[ih] Nit-picking an origin story

John Day jeanjour at comcast.net
Tue Aug 19 17:09:17 PDT 2025


But different queue lengths?

> On Aug 19, 2025, at 17:17, vinton cerf via Internet-history <internet-history at elists.isoc.org> wrote:
> 
> Even back in the 1970-1972 period, some of my experiments with Bob Kahn
> showed that the ARPANET IMPs were capable of adaptive alternate routing so
> that I was able to inject about 80 kb/s of traffic from UCLA destined for
> SRI that switched between a direct route and an indirect one through Santa
> Barbara even though the direct and indirect paths had at most 50 kb/s each.
> 
> v
> 
> 
> On Tue, Aug 19, 2025 at 4:50 PM Jack Haverty via Internet-history <
> internet-history at elists.isoc.org> wrote:
> 
>> On 8/18/25 07:00, John Day via Internet-history wrote:
>>> This last one I think doesn’t get enough credit.

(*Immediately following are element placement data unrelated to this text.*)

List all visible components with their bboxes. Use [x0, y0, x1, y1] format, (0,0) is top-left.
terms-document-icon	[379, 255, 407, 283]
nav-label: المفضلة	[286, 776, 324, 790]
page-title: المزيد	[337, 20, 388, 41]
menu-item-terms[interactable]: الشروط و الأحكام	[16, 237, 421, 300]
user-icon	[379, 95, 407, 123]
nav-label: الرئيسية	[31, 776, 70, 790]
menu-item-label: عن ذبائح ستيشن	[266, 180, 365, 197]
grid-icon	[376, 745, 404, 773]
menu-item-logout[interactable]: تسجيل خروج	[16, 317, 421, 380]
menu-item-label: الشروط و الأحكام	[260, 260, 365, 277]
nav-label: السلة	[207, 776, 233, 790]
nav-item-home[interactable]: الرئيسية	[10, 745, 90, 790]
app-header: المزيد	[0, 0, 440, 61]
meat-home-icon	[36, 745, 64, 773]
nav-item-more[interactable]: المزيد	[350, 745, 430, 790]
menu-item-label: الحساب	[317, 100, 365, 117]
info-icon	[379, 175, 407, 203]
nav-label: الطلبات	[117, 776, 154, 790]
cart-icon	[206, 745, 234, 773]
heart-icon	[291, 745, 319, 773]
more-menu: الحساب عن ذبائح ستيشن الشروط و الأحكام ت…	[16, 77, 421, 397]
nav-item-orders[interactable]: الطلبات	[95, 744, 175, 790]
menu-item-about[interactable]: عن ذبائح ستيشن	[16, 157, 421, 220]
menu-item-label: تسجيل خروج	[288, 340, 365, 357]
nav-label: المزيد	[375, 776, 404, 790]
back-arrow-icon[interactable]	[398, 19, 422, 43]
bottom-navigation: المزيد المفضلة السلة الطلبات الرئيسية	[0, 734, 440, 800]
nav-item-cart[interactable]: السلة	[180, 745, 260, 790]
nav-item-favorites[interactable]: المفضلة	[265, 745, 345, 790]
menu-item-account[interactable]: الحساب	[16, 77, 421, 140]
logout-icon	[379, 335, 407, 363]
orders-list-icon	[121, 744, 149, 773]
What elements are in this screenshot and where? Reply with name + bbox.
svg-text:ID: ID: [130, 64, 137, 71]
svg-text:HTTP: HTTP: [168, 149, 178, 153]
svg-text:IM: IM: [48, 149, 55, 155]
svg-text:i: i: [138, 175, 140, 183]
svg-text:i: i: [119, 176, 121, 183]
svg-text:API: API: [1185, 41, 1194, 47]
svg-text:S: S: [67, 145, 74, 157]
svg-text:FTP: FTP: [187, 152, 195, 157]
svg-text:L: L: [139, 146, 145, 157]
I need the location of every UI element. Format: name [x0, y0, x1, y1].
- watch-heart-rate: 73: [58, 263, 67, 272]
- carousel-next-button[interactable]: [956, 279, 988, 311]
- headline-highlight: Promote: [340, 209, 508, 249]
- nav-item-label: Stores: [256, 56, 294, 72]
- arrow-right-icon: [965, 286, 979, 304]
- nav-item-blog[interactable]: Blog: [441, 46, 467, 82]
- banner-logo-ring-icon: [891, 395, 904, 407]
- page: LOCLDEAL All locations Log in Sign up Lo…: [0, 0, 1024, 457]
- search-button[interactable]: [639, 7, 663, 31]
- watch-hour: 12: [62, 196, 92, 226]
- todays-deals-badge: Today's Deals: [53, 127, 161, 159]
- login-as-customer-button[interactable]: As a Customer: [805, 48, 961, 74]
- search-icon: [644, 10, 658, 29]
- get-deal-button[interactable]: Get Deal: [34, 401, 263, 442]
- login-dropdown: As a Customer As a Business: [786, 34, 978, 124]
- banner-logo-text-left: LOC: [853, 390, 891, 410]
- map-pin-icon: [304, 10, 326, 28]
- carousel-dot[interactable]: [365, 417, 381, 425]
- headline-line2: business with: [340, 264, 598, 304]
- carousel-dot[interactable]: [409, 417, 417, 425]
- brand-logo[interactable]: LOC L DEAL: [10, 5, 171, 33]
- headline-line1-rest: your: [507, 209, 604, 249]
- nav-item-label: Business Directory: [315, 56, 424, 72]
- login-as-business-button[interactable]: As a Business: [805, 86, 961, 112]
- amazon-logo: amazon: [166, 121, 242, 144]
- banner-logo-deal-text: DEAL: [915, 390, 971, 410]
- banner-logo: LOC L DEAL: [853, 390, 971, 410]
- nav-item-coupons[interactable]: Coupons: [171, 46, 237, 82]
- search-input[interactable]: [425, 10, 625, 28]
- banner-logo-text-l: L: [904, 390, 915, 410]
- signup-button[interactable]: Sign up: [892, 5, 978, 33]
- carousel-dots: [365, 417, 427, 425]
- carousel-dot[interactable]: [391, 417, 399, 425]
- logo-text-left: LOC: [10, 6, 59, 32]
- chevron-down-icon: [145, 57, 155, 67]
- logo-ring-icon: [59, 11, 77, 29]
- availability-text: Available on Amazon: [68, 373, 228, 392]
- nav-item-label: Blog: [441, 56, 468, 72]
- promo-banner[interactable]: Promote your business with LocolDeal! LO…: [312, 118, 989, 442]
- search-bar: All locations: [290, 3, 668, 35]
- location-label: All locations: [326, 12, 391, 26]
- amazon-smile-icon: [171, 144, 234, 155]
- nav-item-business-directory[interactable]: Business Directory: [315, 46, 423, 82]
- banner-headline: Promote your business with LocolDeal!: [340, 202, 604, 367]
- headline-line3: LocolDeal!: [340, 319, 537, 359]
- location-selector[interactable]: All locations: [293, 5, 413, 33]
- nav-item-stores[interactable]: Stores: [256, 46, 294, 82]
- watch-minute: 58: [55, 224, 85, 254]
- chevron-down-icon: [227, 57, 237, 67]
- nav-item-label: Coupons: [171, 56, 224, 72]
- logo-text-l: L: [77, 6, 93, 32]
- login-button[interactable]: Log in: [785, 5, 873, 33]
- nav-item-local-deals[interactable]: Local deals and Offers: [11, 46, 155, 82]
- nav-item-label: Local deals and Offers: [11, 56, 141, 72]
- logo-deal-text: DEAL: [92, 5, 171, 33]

It is a very small
>> thing, but I think was a major contribution to the success of the ARPANET.
>> It would have worked at 2.4 or 9.6, but been so glacially slow as to have
>> been considered not successful. At 50Kbps, we could do real work that was
>> way beyond what people expected. Not to take anything away from the great
>> software development that went into the IMPs and the NCPs, etc. I really
>> think this gets too little credit for the success.
>> Performance was also an issue as the ARPANET grew and traffic
>> increased.  One of the limiting factors to performance was the routing
>> algorithm.   Packets were always sent on the "shortest" path.   But that
>> meant that the aggregate performance was also limited to 56kb/sec, which
>> was the maximum line speed of any path. Even after there were multiple
>> possible routes across the US, routing would typically only utilize one
>> path, whichever was shortest at the time.
>> 
>> There was a lot of analysis, simulation, and testing done over the 80s
>> as the IMP's internal algorithms were improved.  One ot the targets was
>> "multipath routing", which meant figuring out a way to use more than
>> just the shortest path between two IMPs and their attached host
>> computers.  That would enable hosts to get more than 56KB/sec throughput
>> across the 'net, as well as improve the overall efficiency of use of the
>> expensive longhaul circuits.
>> 
>> Such issues were also present in the Internet of course.  A similar
>> desire existed to be able to use more than one path through the
>> Internet.  The ICCB's "To Do List" contained items such as "Multipath
>> Routing" and "Expressway Routing" in the early 1980s. But there couldn't
>> be much progress on that since the Internet routing, at that time,
>> didn't have any real notion of "shortest path", but used the simple
>> metric of "hop counts" as an interim metric for decisions on datagram
>> routes.
>> 
>> Most people likely haven't seen much info about the internal algorithms
>> used inside the ARPANET, which were captured in reports to the
>> government sponsors but not so much in RFCs et al.
>> 
>> There's some large reports on the "ARPANET Routing Improvements" work
>> done circa 1980.  One of the reports is online in PDF form at
>> https://apps.dtic.mil/sti/html/tr/ADA121350/index.html  Others are
>> probably online in DTIC as well, for any historians interested in the
>> inner workings of the ARPANET and how it evolved over its lifetime.